The first: frustration expressed as a feature request. "Can you add X so I don't have to do Y." The user has a painful workflow. They imagined a feature that would fix it. The feature they proposed might be right. It might not be. But the underlying problem is real.
The second: genuine desire for a missing capability. "I would pay more if you built X." The user can already do what they need. They have identified something that would make your product substantially more useful.
The first category is more common and often more valuable for retention. If a user cannot complete a core workflow without a workaround, fixing that is more urgent than adding a nice-to-have.

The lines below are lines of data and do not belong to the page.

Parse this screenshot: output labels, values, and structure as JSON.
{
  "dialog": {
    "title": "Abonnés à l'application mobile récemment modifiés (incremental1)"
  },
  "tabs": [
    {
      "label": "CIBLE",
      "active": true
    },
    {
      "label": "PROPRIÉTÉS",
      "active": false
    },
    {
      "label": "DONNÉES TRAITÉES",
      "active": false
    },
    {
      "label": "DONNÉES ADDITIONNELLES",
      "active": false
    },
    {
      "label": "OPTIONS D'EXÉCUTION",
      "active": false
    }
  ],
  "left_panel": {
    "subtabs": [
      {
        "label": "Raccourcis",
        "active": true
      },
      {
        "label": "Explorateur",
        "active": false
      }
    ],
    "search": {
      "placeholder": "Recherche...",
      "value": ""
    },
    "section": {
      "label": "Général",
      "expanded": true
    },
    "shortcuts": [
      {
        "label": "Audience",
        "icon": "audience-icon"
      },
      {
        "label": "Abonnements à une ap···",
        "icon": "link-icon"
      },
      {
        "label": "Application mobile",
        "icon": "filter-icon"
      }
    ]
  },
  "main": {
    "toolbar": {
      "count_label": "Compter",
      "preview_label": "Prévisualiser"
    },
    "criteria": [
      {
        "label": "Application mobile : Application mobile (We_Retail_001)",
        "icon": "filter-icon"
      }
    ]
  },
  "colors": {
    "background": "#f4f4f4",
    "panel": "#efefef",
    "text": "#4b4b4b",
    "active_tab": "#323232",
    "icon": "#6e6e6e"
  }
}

Why Counting Votes Misleads
When you have 50 feature requests, the obvious approach is to sort by votes. "CSV export" has 30 requests, so build that first.
But vote counts tell you what users want to have, not what is blocking them from getting value. A feature that 5 users are stuck without is worth more than a feature 30 users want for occasional convenience. One is a retention problem. The other is a preference.
The right question when reviewing requests is not "how many people want this?" but "what happens to users who don't have this?" If the answer is "they churn" or "they work around it with a painful process," that is your priority. If the answer is "they manage fine," it is not.
Reading Between the Lines
When you get a feature request, ask: what is this person trying to do? Not: what are they asking for?
"The dashboard is confusing" is not a request for a better dashboard. It is a signal that users cannot find what they need. Maybe the information architecture is wrong. Maybe there is too much information. Maybe the labels are unclear. You cannot know until you understand the underlying task.
"Can you add Slack integration?" might not mean the user wants Slack integration. It might mean they need to be notified when something happens in your product, and Slack is the tool they already have open. An email notification might solve it just as well at a tenth of the implementation cost.
Context Is Everything
For feedback to be interpretable, you need to know where the user was when they submitted it. The page URL is the single most important piece of feedback metadata.
A user saying "I can't find what I need" on your settings page is having a different problem from the same user saying the same thing on your main dashboard. Without the page context, you cannot diagnose the issue.
Good feedback tools capture this automatically. You should not need to ask users "what page were you on?" They moved on by the time you read their feedback. The context needs to be in the submission.
Sentiment is the second most important piece of context. Frustration on a billing page means something different from frustration on a feature tour. Knowing the emotional weight behind a request changes how you prioritize it.
A Process for Reading Feedback
When you review feedback, run through this sequence for each item:
- What page was the user on?
- What sentiment did they express?
- What were they trying to do?
- What got in the way?
- What does "fixed" look like from their perspective?
Only after answering those questions should you think about what to build. The feature request is the output of this process, not the input.
The teams that ship products users love are not the ones who implement every request. They are the ones who understand every request and build the right solution for the underlying problem.